L'inverno di Bird by Louise Doughty

L'inverno di Bird by Louise Doughty

autore:Louise Doughty [Doughty, Louise]
La lingua: ita
Format: epub
editore: Bollati Boringhieri
pubblicato: 2024-02-29T23:00:00+00:00


16.

L’appartamento in centro in cui mi ero trasferita era diametralmente opposto rispetto alla casa dei miei sogni: un nuovo edificio asettico che distava non più di dieci minuti dall’ufficio, e per certi versi somigliava esso stesso a un ufficio: pareti bianche, stanze echeggianti, un angusto cucinotto in acciaio inossidabile. Era arredato con un mobilio essenziale, armadi a muro ed elettrodomestici. Non portai niente con me a parte i vestiti e i miei effetti personali, ben consapevole che avrei vissuto una vita puramente funzionale, almeno per il momento. A volte mi sembrava di essermi trasferita in Alaska. Era proprio quello che mi serviva.

Mi appassionai alle cose di dimensioni ridotte: comprai un piccolo astuccio per gli articoli da bagno e decisi che da quel momento avrebbe dovuto contenere tutti i miei prodotti, incluso uno spazzolino da denti pieghevole. Cominciai a indossare biancheria sportiva, buttando via il ressigeno di pizzo bianco e tutti gli altri di quel genere, i tanga, le sottovesti effetto vedo non vedo che mi ero comprata ai tempi in cui volevo fare colpo sui miei amanti occasionali o per masturbarmi davanti allo specchio bevendo qualcosa un venerdì sera in cui non c’era niente in tivù. Li rimpiazzai con mutandine nere senza cuciture, di un tessuto talmente sottile che era come indossare uno strato scivoloso di pelle aggiuntiva, e soprattutto, quando le piegavo erano così ordinate che dieci paia disposte piatte in fondo a un borsone occupavano lo stesso spazio di una busta.

Non comprai neanche una pianta, non appesi quadri o specchi alle pareti: ogni elemento decorativo scomparve dalla mia vita.

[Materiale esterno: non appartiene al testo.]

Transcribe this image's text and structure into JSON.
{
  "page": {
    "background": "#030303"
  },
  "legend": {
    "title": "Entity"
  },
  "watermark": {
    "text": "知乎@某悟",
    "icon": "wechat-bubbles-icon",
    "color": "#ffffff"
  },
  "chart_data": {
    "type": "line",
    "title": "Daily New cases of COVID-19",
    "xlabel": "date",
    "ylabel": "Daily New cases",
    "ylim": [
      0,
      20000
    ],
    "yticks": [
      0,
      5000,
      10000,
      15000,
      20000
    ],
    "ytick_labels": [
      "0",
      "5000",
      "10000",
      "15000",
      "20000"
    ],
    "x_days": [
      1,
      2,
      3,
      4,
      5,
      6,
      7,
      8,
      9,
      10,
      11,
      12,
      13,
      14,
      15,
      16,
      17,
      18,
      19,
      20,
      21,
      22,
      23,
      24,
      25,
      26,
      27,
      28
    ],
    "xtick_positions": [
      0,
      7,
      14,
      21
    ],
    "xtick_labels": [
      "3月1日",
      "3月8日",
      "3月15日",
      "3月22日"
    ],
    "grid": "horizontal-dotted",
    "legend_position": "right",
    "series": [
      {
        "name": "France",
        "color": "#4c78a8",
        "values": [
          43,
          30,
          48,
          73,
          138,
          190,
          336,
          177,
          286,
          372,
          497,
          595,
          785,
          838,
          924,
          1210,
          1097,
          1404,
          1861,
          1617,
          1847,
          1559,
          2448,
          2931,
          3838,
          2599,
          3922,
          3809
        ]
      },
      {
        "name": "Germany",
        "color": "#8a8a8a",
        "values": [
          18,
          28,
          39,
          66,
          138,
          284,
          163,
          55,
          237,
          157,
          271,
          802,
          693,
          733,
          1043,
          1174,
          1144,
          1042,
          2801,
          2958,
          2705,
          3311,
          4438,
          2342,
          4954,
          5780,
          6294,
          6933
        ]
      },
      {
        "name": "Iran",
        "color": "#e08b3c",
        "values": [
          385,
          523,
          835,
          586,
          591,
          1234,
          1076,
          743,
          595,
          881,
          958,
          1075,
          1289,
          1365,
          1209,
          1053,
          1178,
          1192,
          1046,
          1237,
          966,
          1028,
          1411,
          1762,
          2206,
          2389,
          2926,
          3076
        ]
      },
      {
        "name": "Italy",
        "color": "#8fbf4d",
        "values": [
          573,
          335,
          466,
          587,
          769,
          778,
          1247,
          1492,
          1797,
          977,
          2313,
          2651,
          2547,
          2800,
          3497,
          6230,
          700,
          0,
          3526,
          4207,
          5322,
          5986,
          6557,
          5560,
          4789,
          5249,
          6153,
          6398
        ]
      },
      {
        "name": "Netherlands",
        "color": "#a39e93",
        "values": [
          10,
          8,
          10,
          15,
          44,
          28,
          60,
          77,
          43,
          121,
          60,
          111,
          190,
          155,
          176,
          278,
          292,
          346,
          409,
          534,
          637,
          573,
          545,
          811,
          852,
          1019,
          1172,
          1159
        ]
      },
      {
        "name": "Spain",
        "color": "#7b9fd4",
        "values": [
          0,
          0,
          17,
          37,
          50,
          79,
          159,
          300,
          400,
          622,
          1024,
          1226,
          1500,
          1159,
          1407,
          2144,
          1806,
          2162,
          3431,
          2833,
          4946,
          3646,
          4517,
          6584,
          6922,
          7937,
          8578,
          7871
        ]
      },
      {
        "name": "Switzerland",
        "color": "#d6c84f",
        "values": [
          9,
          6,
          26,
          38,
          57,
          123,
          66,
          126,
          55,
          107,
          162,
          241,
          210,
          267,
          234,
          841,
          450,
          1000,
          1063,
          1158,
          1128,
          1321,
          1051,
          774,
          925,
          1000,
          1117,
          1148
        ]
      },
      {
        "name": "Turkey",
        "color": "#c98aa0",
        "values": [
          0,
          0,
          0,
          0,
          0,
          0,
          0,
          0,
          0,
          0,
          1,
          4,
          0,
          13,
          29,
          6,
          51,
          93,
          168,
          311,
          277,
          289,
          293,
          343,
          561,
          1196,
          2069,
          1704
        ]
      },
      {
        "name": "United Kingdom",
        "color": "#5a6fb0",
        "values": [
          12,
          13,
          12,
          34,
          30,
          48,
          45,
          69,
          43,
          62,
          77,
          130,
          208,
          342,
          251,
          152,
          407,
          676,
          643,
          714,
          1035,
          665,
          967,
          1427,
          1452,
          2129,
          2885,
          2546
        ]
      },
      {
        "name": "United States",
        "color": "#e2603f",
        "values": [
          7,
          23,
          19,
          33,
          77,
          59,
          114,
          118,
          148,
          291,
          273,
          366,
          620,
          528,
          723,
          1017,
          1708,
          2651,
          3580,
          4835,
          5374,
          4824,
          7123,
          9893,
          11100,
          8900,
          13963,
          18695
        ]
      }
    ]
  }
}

Contava solo l’utilità. Presi una piccola teiera e una tazza di vetro, e cominciai a bere tisane al gelsomino, ammirando la bevanda traslucida e al contempo la trasparenza dei recipienti in cui la servivo. Scorrevo i raffinati siti di design per convincermi che fosse una scelta stilistica, ma in fondo al cuore sapevo che c’era sotto qualcos’altro, qualcosa che non avevo ancora capito.

Casa mia non c’era più. Flavia era morta. Sembrava che stessi perdendo tutte le mie identità precedenti come una lucertola durante la muta. Avevo perso anche la mia competenza.

Certe volte mi chiedevo se mi stessi ammalando.

Dopo la conferenza di Cheltenham, Kieron e io ci comportammo normalmente al lavoro, e immaginai con sollievo che fosse uno di quegli uomini che perdevano interesse subito dopo averti portata a letto. Poi una sera, mentre uscivamo insieme dall’ufficio superando le porte girevoli e uscendo sulla piazza, mi disse: «Ti va un drink?»

Non avevo nessuna intenzione di cominciare a frequentarlo, ma sapevo che dovevo respingerlo con estrema cautela. «Magari» risposi facendo il possibile per mostrarmi dispiaciuta, «ma ho promesso a un’amica di andare da lei».

La prese abbastanza bene. «Sarà per un’altra volta».

Scese di corsa i bassi scalini di cemento prima di me, e arrivato in fondo si fermò, si girò e disse: «Oppure una volta potrei venire da te con una bottiglia di vino?»

«Certo» ribattei con un sorrisetto allegro, e lui si allontanò nella sera.

La sua sincerità era ammirevole. Non stava fingendo nessun romanticismo, non voleva una relazione vera e propria, solo una scopata ogni tanto.